Initially, the risks to ad blockers seemed theoretical; the examples of sites that were employing this technique were very obscure. Then in August 2016, an employee of the company that owns Pornhub.com (MindGeek) started arguing against adding the WebSocket blocking capabilities to the Chrome API. Pornhub is the 63rd most visited site on the Internet according to Alexa. I checked out a few of MindGeek’s sites and sure enough, I could see ads coming through even though I had Adblock Plus on. The ads on Pornhub are marked ‘By Traffic Junky,’ which is an ad network owned by MindGeek.
In the screenshot below, you can see a banner at the top of the page announcing that the site is aware that the user is using an Ad Blocker, with an invitation to subscribe to a premium ads free version of the site. On the right side of the page you can see an advertisement.
How They Do It
When you visit Pornhub.com, it tries to detect if you have an ad blocker. If it detects one, it opens a WebSocket connection that acts as a backup mechanism for delivering ads.
Watching the BugReplay browser recording, you can see a number of network requests triggered that are blocked by AdBlock: They are marked Failed in the network traffic, and if you click one to inspect the detail pane you can see the failed reason is
net::ERR_BLOCKED_BY_CLIENT. That is the error reported by Chrome when an asset is blocked from loading.
You can find the WebSocket frames individually in the network panel or just look at the WebSocket create request which has links to all the individual frames. The name of the domain where the WebSocket connects is “ws://ws.adspayformy.site.” A decent joke aimed at ad blockers :)
When the WebSocket loads, the browser sends a frame with a JSON encoded payload for each of the spots it has available for ads.

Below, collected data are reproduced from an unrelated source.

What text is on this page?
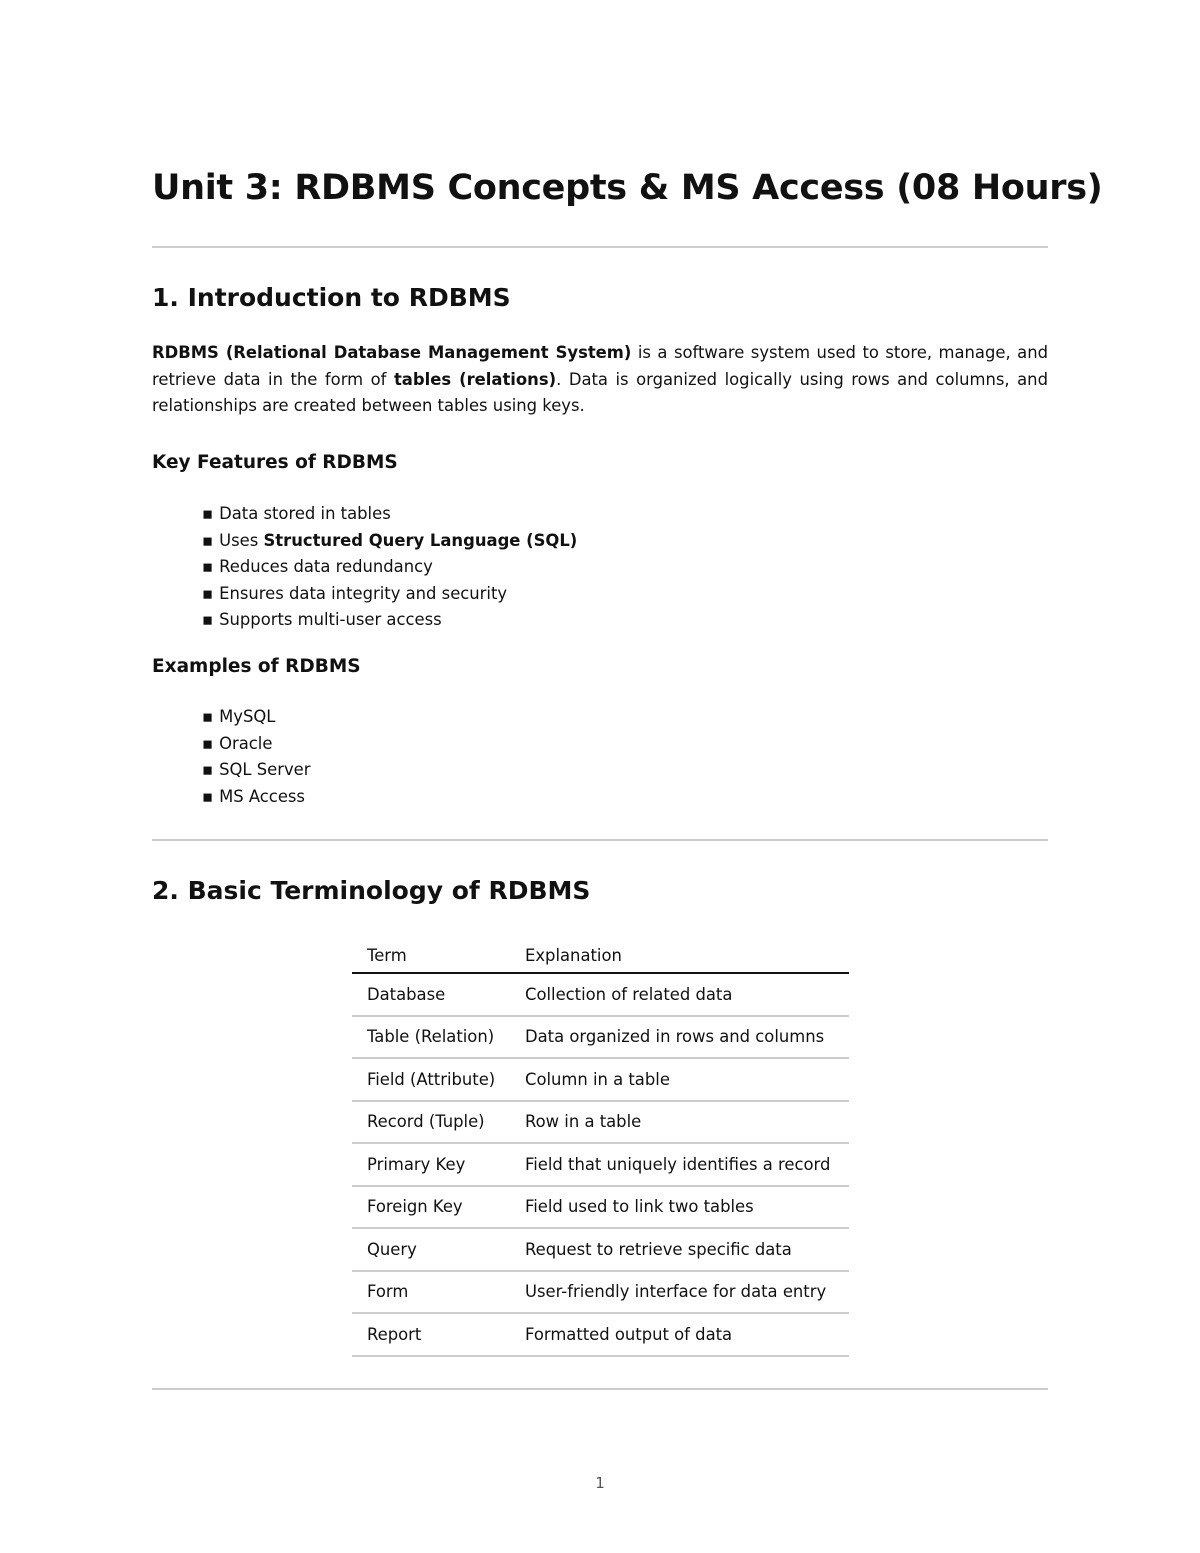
Unit 3: RDBMS Concepts & MS Access (08 Hours)
1. Introduction to RDBMS

RDBMS (Relational Database Management System) is a software system used to store, manage, and retrieve data in the form of tables (relations). Data is organized logically using rows and columns, and relationships are created between tables using keys.

Key Features of RDBMS
▪ Data stored in tables
▪ Uses Structured Query Language (SQL)
▪ Reduces data redundancy
▪ Ensures data integrity and security
▪ Supports multi-user access
Examples of RDBMS
▪ MySQL
▪ Oracle
▪ SQL Server
▪ MS Access
2. Basic Terminology of RDBMS
Term	Explanation
Database	Collection of related data
Table (Relation)	Data organized in rows and columns
Field (Attribute)	Column in a table
Record (Tuple)	Row in a table
Primary Key	Field that uniquely identifies a record
Foreign Key	Field used to link two tables
Query	Request to retrieve specific data
Form	User-friendly interface for data entry
Report	Formatted output of data
1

Checking out one of the WebSocket frames, you can see in the frame data the advertisement data is sent back with:
media_typeimage, so the page knows what kind of element to create (most of the ads are videos, I picked an image for this post because it was relatively tame).
- The Image itself, transmitted base64 encoded so it can be reconstructed using the data uri scheme
- An “img_type” (“image/jpeg”) to pass to the data uri.
Ad Blockers primarily work using the webRequest API, so constructing the ad by transmitting the data over the WebSocket as base64 is a pretty clever way of dodging the blocker.
On October 25th, 2016, there was some new activity on the Chromium ticket. A contributor wrote a patch adding the ability to block WebSockets using the webRequest api. If it’s accepted, it will eventually wind up in Chrome stable.
When or if that rolls out, the ad blocker extension writers can choose to remove the hacks for users of the latest Chrome, leaving content providers like Pornhub to figure out their next move in the ad blocking war.
For AdBlock Plus, “The wrapper performs a dummy web request before WebSocket messages are sent/received. The extension recognizes these dummy web requests as representing a WebSocket message. It intercepts and blocks them if the corresponding WebSocket message should be blocked. The WebSocket wrapper then allows / blocks the WebSocket message based on whether the dummy web request was blocked or not.” via
For uBlock Origin, they shipped a workaround that has the “ability to foil WebSocket using a CSP directive.”